Cigarette business reports in-line performance
ITC reported net sales of R85 bn (down 1% y-o-y), 6% below our estimate. Cigarette net sales increased 2% y-o-y, implying a cigarette volume decline of 14-15% y-o-y. Other FMCG sales growth of only 7% y-o-y was disappointing vs our expectation of 11% y-o-y growth. Gross margin expanded 325bps y-o-y to 63.9%, due to lower prices of tobacco in the Cigarette and Agri-business. This was partially offset by higher employee cost and other expense, resulting in Ebitda margin expansion of 132bps y-o-y to 40%.
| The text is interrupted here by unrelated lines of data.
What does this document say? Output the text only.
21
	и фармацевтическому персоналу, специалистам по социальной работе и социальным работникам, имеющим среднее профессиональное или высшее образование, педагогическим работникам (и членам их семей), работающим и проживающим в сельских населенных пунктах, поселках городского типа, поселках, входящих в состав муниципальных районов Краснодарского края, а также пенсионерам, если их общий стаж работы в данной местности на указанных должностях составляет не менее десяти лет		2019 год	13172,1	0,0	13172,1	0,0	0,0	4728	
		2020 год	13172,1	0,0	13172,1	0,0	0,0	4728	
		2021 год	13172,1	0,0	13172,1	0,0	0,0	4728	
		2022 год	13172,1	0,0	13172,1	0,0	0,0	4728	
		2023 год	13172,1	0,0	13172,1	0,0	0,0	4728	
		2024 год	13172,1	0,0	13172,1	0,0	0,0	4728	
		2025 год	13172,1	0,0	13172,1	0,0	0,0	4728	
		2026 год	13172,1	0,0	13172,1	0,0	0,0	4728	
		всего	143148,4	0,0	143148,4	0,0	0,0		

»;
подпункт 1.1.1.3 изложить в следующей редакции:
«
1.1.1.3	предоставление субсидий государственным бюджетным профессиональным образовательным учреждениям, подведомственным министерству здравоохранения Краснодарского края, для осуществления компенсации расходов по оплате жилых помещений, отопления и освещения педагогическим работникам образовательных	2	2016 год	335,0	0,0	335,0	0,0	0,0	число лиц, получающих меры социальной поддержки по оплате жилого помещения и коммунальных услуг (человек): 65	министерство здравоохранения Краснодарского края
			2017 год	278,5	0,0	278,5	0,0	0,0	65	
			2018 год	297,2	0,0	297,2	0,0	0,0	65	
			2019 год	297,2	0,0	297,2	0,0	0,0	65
Cigarettes—Volume growth impacted by increasing prevalence of illegal cigarettes. ITC reported cigarette net sales growth of 2% y-o-y, implying cigarette volume decline of 14-15% y-o-y. Whilst legal cigarette volumes have remained flat over FY10-14, illegal cigarette volumes have expanded at a CAGR of 10% over the same period and hence their proportion has increased from ~10% in FY05 to 14% in FY10 and ~20% in FY14.
Other FMCG–Maintains steady pace of topline growth
The non-cigarette FMCG business grew net sales by only 7% y-o-y; excluding the impact of weak noodles sales, net sales grew 10% y-o-y. Aashirvaad atta and Bingo snack foods and Mom’s Magic continued to perform well.
The hotels business delivered sales growth of 11% y-o-y due to better room occupancy rate and strong growth in the F&B segment. However, profitability was impacted by lower room rates, due to surplus room inventory.
Agri business: Revenue was impacted by lack of wheat, soya and coffee exports.
Paperboards, Paper & Packaging: Sales growth in this segment was impacted by lower FMCG and cigarette category sales.
Sanjiv Puri–The possible successor to YCD?
With the appointment of Sanjiv Puri to the board following the retirement of Kush Grant and Mr Dhobale, ITC seems to be working towards a succession plan for YC Deveshwar (YCD). Sanjiv Puri, currently the President of the FMCG business, seems to be the front-runner to succeed YCD in case the Chairman retires in 2017.
At CMP of R334/share, the market ascribes ~R235/share to the cigarette business. Our reverse-DCF for the cigarettes business suggests that this valuation factors in -5%/15% volume/excise duty CAGR over FY15-20. With more positive catalysts from H2FY16, the weak Q2FY16 results will be a good entry point into the stock.